In general: all computers turn electricity into heat. After that you get to deal with the heat, which will ironically generate even more heat (fans, pumps, etc.). This is Power Usage Effectiveness (PUE). A shitty datacenter might spend over 30% of the energy on cooling. Of course, any compute will end up heating up things, so moving the heat away efficiently is a huge deal.

I think dunkin a datacenter in water and powering it with wind is probably about as energy efficient as you can possibly get without moving into heat reuse (which we should):

  • Sea water is cold, so the temperature differential is large. This means efficient and cheap heat transfer.
  • Sea water moves, so you don’t need to actively pump it away or rely on convection to move the heat away.

Now, the more efficient way to deal with this is that modern liquid cooled hardware can go rather hot. Hot enough to do something with the waste heat.

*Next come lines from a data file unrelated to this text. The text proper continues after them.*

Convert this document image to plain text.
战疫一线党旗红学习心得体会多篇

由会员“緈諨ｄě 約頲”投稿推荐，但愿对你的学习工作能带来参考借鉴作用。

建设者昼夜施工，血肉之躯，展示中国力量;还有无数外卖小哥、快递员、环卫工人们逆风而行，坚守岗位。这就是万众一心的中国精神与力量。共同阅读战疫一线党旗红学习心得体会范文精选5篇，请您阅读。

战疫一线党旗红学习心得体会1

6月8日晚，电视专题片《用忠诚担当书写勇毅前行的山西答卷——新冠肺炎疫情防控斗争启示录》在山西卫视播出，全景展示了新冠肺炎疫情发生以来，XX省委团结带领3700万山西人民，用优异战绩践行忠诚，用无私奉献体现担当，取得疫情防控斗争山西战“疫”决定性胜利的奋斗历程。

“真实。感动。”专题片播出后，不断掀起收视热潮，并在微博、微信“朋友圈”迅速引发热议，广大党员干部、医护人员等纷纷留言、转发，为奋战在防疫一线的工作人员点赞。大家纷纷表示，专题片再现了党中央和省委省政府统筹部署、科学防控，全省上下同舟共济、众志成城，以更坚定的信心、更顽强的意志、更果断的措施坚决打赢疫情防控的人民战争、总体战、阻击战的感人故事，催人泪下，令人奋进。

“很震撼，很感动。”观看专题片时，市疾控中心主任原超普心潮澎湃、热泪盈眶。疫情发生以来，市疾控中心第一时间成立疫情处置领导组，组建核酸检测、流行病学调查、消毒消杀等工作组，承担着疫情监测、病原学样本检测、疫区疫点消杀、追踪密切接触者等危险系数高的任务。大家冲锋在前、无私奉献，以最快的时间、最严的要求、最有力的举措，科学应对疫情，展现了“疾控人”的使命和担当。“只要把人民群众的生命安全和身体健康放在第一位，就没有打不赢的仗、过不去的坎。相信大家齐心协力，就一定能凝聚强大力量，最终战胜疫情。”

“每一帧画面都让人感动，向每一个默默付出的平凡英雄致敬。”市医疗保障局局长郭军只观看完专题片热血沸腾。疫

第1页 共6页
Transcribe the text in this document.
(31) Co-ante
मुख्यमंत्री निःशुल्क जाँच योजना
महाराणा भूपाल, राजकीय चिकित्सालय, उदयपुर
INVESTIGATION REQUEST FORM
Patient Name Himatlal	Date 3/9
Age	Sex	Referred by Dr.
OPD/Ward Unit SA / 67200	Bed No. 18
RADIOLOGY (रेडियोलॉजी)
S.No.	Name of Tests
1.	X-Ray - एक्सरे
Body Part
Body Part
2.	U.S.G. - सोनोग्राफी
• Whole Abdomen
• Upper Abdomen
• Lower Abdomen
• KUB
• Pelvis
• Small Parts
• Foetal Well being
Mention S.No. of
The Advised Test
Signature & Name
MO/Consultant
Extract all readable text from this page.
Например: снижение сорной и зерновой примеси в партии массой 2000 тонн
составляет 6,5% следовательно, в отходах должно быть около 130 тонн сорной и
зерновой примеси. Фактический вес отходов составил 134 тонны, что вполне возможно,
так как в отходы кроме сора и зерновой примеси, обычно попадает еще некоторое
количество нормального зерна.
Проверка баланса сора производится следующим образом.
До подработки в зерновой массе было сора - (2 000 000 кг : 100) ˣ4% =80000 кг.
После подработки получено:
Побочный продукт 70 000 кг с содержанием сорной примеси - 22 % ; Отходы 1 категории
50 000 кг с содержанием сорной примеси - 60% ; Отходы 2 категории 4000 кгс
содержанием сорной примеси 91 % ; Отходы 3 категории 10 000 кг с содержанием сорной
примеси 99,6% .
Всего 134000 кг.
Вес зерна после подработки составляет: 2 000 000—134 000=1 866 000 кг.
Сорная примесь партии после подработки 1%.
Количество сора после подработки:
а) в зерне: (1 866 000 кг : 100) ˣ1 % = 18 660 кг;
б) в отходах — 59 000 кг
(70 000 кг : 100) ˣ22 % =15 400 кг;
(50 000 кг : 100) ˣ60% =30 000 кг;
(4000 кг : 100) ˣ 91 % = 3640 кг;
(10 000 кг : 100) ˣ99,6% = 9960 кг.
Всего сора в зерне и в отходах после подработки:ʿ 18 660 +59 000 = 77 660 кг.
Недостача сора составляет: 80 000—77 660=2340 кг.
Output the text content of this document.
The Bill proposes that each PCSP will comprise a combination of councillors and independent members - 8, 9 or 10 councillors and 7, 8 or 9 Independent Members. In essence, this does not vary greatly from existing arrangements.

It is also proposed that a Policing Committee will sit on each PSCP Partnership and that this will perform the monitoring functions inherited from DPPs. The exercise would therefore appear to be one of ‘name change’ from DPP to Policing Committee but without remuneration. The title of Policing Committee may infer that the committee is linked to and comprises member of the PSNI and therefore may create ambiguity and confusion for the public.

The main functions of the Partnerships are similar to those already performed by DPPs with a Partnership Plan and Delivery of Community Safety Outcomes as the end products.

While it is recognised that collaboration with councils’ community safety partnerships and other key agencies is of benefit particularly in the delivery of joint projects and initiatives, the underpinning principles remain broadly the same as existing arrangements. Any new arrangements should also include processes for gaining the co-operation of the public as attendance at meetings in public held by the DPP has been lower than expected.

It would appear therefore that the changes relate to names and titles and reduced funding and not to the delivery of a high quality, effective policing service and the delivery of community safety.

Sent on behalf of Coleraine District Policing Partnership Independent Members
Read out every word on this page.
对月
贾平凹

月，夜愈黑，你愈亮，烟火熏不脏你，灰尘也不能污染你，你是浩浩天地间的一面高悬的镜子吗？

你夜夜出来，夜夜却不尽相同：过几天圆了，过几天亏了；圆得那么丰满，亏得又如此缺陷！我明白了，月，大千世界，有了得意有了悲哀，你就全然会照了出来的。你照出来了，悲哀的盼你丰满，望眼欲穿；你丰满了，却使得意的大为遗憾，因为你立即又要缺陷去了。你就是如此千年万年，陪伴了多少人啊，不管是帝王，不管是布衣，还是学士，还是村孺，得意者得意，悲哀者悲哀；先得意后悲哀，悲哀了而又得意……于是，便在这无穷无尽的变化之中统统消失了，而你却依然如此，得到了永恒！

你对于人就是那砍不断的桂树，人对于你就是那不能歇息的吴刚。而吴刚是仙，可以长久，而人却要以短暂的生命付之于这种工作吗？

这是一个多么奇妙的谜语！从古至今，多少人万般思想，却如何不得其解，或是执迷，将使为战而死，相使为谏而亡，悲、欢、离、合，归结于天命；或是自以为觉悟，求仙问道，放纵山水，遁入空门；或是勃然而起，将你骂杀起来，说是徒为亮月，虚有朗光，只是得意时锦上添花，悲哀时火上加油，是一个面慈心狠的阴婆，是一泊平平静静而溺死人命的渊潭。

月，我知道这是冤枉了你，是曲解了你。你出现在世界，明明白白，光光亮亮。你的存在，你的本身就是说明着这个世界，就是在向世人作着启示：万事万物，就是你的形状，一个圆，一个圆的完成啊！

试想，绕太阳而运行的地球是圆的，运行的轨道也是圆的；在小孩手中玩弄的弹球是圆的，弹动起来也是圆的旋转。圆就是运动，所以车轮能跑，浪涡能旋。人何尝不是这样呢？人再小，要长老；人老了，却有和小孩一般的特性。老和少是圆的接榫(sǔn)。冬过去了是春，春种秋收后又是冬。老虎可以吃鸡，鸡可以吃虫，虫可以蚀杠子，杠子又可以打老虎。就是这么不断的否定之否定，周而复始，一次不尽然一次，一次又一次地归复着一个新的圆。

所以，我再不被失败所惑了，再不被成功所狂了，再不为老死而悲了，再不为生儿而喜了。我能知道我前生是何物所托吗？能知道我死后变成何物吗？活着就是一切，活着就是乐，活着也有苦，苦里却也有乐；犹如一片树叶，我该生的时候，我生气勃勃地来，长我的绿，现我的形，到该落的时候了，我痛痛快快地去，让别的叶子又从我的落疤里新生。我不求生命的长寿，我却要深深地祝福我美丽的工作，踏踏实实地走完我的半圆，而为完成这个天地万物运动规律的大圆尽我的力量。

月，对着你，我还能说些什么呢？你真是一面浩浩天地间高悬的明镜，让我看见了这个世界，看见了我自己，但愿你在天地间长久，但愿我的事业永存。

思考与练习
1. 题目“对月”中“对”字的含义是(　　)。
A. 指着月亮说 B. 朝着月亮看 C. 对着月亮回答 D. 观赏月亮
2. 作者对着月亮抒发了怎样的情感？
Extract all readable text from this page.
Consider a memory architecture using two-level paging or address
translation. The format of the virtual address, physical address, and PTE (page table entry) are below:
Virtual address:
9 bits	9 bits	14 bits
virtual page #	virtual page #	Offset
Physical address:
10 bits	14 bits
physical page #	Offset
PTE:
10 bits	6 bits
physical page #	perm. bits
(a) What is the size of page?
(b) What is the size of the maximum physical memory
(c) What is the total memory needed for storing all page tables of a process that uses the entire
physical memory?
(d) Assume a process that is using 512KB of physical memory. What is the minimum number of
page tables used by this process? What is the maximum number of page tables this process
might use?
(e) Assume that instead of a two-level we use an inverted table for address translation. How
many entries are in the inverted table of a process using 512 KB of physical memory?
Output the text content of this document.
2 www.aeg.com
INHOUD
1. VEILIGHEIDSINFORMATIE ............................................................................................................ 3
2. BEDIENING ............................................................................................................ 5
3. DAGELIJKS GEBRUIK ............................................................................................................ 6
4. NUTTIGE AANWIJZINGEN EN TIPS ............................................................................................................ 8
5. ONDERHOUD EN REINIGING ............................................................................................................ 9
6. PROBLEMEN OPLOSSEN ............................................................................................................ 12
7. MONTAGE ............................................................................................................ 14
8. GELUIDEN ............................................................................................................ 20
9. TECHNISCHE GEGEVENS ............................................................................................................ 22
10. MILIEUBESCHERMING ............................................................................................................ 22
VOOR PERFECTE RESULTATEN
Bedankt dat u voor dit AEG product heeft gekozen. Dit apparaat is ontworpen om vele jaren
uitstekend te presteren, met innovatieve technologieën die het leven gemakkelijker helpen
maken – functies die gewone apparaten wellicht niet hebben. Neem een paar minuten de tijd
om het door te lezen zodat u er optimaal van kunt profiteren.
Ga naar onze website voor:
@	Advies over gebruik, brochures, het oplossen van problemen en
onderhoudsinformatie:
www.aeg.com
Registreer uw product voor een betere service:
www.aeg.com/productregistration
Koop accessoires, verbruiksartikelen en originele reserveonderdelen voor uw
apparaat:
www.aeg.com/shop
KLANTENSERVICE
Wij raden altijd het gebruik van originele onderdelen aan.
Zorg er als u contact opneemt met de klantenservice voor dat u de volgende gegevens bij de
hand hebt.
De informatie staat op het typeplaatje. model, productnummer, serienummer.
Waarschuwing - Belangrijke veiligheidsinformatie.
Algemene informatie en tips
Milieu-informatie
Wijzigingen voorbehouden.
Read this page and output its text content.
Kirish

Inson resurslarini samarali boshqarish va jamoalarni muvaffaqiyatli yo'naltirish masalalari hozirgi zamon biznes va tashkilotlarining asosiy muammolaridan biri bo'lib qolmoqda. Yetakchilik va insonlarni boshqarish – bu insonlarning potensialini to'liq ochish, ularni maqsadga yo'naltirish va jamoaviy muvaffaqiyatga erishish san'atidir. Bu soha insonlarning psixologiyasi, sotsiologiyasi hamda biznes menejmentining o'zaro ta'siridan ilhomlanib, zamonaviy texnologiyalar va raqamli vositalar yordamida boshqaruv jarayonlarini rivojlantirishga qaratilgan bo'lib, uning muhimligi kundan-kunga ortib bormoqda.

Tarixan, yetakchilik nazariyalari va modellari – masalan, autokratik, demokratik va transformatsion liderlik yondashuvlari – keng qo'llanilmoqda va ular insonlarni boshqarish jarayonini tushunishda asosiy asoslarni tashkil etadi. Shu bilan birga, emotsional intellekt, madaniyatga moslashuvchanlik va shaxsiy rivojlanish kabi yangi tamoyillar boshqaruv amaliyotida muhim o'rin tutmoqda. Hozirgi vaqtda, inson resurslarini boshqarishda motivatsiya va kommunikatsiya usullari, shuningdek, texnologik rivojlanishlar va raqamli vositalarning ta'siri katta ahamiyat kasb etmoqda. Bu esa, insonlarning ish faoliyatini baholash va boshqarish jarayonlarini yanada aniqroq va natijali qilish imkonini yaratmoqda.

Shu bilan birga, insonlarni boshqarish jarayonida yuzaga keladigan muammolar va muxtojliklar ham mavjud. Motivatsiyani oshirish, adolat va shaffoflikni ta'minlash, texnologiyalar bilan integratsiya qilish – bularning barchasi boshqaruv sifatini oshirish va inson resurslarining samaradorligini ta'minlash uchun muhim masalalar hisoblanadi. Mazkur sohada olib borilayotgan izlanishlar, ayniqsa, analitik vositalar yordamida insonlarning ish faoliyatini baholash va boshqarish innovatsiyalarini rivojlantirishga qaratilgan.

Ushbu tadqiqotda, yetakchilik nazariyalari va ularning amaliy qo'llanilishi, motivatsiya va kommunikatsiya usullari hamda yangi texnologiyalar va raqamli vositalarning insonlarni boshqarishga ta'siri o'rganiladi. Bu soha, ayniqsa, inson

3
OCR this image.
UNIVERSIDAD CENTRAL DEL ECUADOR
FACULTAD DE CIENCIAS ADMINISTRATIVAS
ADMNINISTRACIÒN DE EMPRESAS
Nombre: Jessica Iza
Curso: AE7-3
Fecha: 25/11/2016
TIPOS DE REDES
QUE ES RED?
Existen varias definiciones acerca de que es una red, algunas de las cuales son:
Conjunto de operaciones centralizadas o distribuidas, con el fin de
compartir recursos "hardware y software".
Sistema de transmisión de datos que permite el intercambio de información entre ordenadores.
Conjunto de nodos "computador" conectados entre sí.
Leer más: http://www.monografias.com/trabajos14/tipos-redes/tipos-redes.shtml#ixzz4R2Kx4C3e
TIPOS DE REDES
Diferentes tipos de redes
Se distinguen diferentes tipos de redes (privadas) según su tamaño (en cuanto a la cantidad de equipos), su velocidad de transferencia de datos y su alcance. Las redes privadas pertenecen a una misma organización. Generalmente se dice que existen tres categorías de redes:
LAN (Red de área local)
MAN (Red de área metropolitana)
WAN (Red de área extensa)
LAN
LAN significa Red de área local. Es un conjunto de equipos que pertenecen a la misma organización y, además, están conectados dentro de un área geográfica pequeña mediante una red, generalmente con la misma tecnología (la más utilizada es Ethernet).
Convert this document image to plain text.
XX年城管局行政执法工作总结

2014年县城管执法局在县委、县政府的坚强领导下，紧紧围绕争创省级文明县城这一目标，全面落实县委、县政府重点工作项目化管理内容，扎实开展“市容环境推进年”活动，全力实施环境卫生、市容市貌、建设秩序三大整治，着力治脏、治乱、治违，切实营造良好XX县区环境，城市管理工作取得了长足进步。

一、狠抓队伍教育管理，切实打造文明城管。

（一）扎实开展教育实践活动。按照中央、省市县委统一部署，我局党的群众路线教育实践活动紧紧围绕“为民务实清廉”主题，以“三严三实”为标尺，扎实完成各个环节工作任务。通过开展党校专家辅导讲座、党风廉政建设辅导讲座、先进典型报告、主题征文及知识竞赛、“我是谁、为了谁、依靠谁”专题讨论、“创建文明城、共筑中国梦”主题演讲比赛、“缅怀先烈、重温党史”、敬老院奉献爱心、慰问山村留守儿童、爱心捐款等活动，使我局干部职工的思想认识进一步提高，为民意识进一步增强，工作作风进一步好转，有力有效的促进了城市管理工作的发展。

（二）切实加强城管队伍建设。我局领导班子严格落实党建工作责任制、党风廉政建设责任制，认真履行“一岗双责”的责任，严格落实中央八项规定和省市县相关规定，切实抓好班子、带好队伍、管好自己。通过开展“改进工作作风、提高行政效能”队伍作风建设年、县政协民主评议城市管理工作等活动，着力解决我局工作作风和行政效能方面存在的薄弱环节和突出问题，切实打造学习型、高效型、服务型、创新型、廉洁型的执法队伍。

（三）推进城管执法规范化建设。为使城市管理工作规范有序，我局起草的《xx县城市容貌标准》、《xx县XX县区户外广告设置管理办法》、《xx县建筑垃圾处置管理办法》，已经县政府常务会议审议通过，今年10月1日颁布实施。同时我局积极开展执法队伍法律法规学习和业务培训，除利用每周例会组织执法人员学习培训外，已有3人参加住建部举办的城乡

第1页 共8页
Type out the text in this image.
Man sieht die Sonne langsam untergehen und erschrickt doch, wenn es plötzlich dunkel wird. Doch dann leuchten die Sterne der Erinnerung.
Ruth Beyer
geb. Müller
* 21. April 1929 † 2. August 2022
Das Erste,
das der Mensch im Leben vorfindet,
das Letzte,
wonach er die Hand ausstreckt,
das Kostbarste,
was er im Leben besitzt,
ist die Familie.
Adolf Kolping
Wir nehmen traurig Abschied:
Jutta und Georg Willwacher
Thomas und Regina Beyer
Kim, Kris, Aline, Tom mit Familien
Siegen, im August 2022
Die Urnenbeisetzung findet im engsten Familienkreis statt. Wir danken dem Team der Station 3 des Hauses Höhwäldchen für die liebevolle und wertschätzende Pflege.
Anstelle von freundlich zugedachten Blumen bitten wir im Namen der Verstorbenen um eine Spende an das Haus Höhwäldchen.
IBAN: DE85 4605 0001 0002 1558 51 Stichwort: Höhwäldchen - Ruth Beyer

We can heat a campus, contribute to district cooling, etc. This is of course mostly relevant in cold climates, and often only during winter.

This design is probably a reasonably good idea from an energy efficiency standpoint. From an ecological standpoint, probably not, but I’m not qualified to answer that question.

We should do something better with our limited resources than generating AI-slop, but there are plenty of other more legitimate compute uses (like climate research) that could benefit from similar setups.